Remember, mortgage rates are directly linked to that benchmark, so as the yield on the 10-year note rises, mortgages become less and less appealing for new and existing homeowners, which is bad for Rocket's business. Additionally, the Fed could decide to raise its federal funds rate in 2022 or 2023, which could then push up the yield on the 10-year note, which would further push up mortgage rates. Therefore, people are pouring money into the company as its outlook worsens.
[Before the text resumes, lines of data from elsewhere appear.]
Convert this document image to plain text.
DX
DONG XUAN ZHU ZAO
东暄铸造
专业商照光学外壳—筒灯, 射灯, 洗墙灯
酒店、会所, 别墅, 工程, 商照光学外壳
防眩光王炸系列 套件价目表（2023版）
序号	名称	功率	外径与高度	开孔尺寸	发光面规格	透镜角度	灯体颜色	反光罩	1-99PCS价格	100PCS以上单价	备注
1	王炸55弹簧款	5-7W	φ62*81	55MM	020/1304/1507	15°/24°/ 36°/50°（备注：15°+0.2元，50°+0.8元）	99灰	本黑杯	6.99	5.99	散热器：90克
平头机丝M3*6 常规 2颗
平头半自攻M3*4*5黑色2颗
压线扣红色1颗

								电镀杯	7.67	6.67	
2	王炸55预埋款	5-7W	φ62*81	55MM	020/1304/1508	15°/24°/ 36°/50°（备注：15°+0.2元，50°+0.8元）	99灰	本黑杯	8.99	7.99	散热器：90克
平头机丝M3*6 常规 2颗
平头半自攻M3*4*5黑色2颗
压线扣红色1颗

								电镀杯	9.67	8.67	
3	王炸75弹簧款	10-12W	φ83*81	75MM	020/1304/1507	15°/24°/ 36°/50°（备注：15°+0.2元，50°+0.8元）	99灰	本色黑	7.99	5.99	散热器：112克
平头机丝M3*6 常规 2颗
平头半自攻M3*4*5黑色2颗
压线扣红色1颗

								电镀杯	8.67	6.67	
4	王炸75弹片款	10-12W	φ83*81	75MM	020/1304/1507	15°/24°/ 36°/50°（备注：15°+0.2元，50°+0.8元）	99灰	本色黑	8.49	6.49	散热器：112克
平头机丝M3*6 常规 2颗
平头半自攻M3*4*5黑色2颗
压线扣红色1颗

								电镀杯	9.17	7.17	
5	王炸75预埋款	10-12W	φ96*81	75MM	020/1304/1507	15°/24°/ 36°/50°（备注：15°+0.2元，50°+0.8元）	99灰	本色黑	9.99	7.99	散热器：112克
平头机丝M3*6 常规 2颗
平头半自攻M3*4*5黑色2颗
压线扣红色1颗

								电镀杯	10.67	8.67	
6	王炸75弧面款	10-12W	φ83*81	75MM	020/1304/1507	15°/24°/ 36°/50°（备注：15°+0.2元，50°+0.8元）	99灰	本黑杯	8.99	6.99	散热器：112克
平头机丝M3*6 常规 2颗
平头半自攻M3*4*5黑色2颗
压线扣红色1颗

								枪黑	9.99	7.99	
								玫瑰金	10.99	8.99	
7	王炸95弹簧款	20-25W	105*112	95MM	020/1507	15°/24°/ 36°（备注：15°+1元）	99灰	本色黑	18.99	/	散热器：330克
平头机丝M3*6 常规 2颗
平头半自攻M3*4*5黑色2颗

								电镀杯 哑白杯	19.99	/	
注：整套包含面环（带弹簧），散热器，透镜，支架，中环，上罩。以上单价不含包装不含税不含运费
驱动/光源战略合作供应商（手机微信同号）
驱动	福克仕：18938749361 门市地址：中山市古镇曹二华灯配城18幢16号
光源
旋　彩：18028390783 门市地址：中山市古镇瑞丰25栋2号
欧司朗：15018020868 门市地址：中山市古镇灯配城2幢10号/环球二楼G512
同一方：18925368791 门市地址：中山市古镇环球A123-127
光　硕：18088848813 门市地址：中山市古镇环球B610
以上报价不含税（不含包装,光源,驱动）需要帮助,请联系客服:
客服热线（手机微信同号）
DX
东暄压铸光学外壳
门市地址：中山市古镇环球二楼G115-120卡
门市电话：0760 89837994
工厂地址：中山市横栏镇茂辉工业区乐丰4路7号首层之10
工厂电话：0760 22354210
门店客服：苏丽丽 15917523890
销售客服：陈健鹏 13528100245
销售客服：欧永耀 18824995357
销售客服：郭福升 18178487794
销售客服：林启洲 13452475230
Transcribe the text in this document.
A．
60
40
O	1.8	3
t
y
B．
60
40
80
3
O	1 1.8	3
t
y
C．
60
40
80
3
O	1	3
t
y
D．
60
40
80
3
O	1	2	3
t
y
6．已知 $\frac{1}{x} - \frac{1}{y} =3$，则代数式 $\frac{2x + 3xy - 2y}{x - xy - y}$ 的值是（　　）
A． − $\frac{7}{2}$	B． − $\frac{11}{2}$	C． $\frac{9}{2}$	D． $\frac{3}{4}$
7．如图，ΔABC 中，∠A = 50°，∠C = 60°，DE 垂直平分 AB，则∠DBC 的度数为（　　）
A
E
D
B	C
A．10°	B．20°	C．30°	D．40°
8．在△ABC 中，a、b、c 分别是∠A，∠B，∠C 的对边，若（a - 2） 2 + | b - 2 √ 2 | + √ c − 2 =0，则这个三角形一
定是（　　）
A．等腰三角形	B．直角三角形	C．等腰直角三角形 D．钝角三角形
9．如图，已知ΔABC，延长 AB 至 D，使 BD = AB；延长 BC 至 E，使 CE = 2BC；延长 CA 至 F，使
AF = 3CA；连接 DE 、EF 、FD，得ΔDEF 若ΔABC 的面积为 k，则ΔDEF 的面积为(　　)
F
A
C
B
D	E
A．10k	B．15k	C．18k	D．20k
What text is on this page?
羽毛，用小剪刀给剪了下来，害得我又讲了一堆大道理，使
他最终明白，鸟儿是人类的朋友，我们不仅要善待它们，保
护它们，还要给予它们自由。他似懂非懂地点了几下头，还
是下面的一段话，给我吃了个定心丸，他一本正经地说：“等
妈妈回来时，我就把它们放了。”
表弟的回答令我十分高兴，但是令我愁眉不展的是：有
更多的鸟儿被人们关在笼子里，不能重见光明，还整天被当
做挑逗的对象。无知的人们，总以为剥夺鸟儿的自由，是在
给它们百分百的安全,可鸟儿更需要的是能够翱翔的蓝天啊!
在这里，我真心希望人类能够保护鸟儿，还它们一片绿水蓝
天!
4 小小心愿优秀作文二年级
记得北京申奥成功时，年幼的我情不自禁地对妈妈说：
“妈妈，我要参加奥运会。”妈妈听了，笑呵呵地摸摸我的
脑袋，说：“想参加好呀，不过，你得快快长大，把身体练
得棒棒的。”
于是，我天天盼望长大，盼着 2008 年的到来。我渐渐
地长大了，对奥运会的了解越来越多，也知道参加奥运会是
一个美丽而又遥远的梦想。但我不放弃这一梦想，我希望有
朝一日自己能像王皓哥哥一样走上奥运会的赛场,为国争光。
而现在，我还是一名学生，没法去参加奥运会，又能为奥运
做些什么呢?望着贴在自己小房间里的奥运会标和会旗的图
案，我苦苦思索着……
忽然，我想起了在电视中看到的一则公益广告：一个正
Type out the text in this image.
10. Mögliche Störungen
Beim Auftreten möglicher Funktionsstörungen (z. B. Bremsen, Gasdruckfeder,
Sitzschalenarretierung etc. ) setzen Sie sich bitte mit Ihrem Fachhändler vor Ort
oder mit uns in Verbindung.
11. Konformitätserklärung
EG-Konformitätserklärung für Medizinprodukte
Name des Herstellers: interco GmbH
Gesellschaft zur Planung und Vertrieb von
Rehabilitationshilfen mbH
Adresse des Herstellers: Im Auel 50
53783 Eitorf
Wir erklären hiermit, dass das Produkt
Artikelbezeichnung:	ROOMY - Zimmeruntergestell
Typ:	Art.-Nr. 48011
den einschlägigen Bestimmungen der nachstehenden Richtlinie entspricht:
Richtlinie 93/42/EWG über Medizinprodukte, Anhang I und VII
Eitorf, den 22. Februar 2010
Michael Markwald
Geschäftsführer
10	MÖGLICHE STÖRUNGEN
Just a few days ago, Rocket traded not too much higher than its IPO price from August of last year. I don't think the company deserves so much short interest at this level. It's the largest originator in the country and has good technology, putting it in the best position to grab a dominant amount of market share in a fragmented mortgage market. A more dominant market share will enable Rocket to increase its purchase mortgage originations when rates rise.
Rocket also has other business lines, such as auto lending, which can help ease the heavy reliance on mortgages. But the sudden jump in Rocket's share price this week has created too rich a valuation. While Wednesday's closing price of $28.01 doesn't look unrealistic long-term, it leaves little real upside for now other than a potential jump fueled by WSB.